For this week's Wife Watch!, go here
I'll tell you one of the reasons I enjoy Big Love: The writers know how to give each episode a satisfying internal arc without sacrificing the sense of the big picture. Every week, we get mini-plots that are interesting on their own, yet also propel the sweeping conflicts of the current season (and the series at large.) It's the balance that eluded Lost in season three, which had too little "big story" and too much nonsense about Jack's tattoo, and is currently stalling Heroes, which wastes so much time explaining grand themes that it forgets to give characters nuance.
Full disclosure: I went to graduate school with one of Big Love's new staff writers.
This week's episode, "Empire," has one of the best examples of that small-yet-large writing. It comes when we learn why Don Embry has been screwing up at work, forgetting to provide architectural models for the Native American casino and what-not: It's because Vernie and Jo Jo, his second and third wives, have run off together and taken their kids. Now Don's family has scattered, he has no way to find them, and he can't go looking without possibly exposing himself and his entire polygamous community.
So delicious. In the big picture, this is a fantastic callback to Vernie and Jo Jo's lesbianism, which was coyly referenced way back in season one and then totally dropped. By having it burst into the plot in such a major way---threatening Bill and Don's business, ruining Don's life, etc.---the writers are reminding us that things don't happen lightly around here. This show is a universe where small cracks can spread silently for years and then open up. That's a great way to get us anticipating the looming drama in Roman's trial and Ana's potential role in the family.
Vernie and Jo Jo also give an interesting spin on this episode's theme. In almost every storyline, someone is breaking an established rule, and though not every scofflaw meets the same fate, "scofflaw" is still the name of the game.
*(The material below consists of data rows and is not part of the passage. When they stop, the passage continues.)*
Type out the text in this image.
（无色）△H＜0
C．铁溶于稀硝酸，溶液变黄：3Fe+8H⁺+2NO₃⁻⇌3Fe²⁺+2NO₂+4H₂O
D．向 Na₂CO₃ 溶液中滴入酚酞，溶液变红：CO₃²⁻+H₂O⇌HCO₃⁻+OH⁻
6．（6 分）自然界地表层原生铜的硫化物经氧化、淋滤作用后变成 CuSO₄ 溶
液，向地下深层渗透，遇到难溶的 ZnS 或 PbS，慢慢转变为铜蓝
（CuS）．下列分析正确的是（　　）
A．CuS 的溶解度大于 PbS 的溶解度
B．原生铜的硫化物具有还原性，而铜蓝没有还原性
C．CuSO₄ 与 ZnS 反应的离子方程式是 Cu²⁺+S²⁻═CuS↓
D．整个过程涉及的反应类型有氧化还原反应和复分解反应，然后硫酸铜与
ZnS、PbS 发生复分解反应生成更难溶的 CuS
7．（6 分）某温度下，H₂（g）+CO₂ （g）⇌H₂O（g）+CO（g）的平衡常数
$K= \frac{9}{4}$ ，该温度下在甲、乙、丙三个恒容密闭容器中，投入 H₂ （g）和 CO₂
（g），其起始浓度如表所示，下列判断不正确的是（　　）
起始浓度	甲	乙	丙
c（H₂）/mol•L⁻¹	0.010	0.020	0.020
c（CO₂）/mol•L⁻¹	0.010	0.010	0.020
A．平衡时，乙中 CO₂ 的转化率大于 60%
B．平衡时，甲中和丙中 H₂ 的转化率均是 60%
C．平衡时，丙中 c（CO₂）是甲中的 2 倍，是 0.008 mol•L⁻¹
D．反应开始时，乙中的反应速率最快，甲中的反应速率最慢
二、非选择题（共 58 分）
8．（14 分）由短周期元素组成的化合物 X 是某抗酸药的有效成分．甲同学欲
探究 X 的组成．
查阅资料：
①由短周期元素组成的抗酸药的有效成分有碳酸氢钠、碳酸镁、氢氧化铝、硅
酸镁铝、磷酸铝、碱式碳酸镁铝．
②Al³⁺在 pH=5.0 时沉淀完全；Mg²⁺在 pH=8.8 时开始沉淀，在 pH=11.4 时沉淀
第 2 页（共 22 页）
For instance, Sarah breaks her religion's rule about having premarital sex, and she gets pregnant. That's also her "punishment" for breaking the community's "rule" about staying close to home: She wanted to go to ASU, and this baby could force her to stay in Utah.
Honestly, the lay-down-in-his-bed-get-up-with-his-baby twist is beneath the show, but I'll stay hopeful for now. I just want Sarah to keep wanting things, even if she keeps the kid.
Anyway, back to rule-breaking... Barb also gets a smack-down. When she thought she had cancer, she violated her internal rule about not wanting a fourth wife, and she agreed to date Ana. How fitting, then, that she found out she was healthy while sitting in Ana's house. Jeanne Tripplehorn's episode-closing expression amazing, because it clearly communicates that since Barb is out of the woods, she wants it back to three-wives-n-Bill. But since she violated her own beliefs, she's stuck.
For now, Nicky is getting away with her treachery, flaunting her duty to keep having babies by popping birth-control pills. It's all so Bill won't stop thinking she's sexy, which is another violation of the "subservient woman" clause. You just know Nicky's going to pay up for this.
On the flip side, it's helpful to look at the rule-breakers in this episode who didn't get punished (or seem destined to.). Since Margene overstepped her bounds with Weber Gaming, for instance, she practically landed the casino account by herself. I think we all figured out that her "shocking" speech about prejudiced Indians was going to turn out well, but obvious writing aside, it was an interesting moment.
And then of course, there's Lois, who broke the rules in a big way and got to kick some major ass. Lois didn't behave when Frank was threatening to kill her, meaning she hog-tied his sorry butt and stuck him in the corner. Awesome.
We're supposed to cheer, of course, because Frank is a jerk. All these stories are designed to make us sympathize with the rule-breakers, not the rules. Even with Barb, you can argue that the expectations of polygamy forced her to overlook her own internal code, and so she was wronged by the system.
But then there's Vernie and Jo Jo. They decided to leave their priesthood husband (!), run off with his children (!!), and shack up together in gay, gay sin (!!!). We should be cheering for them loudest, right?
In a way, yes. They're actually out in the big wild world, which last week I didn't think could happen on this series. Their freedom is exciting.
But also? They're doing damage. The scene where Don breaks down is devastating, especially when he explains that he can't seek the very children he's hoping will join him in heaven. It's a moment where we see the attraction of the polygamous life... where we see that these rules bring some people joy and comfort. By ignoring the code of their community, Vernie and Jo Jo might be happier, but they're also causing harm.
So we end the episode in some murky moral terrain, where no one is completely right or wrong. (Except Lois. Tie him up, girl!) That's enough to get me back next week.
Episode Grade: B+
It would've been higher---especially because of the Vernie and Jo Jo stuff---but Sarah's pregnancy and Margene's lesson on tolerance were just too hokey to overlook.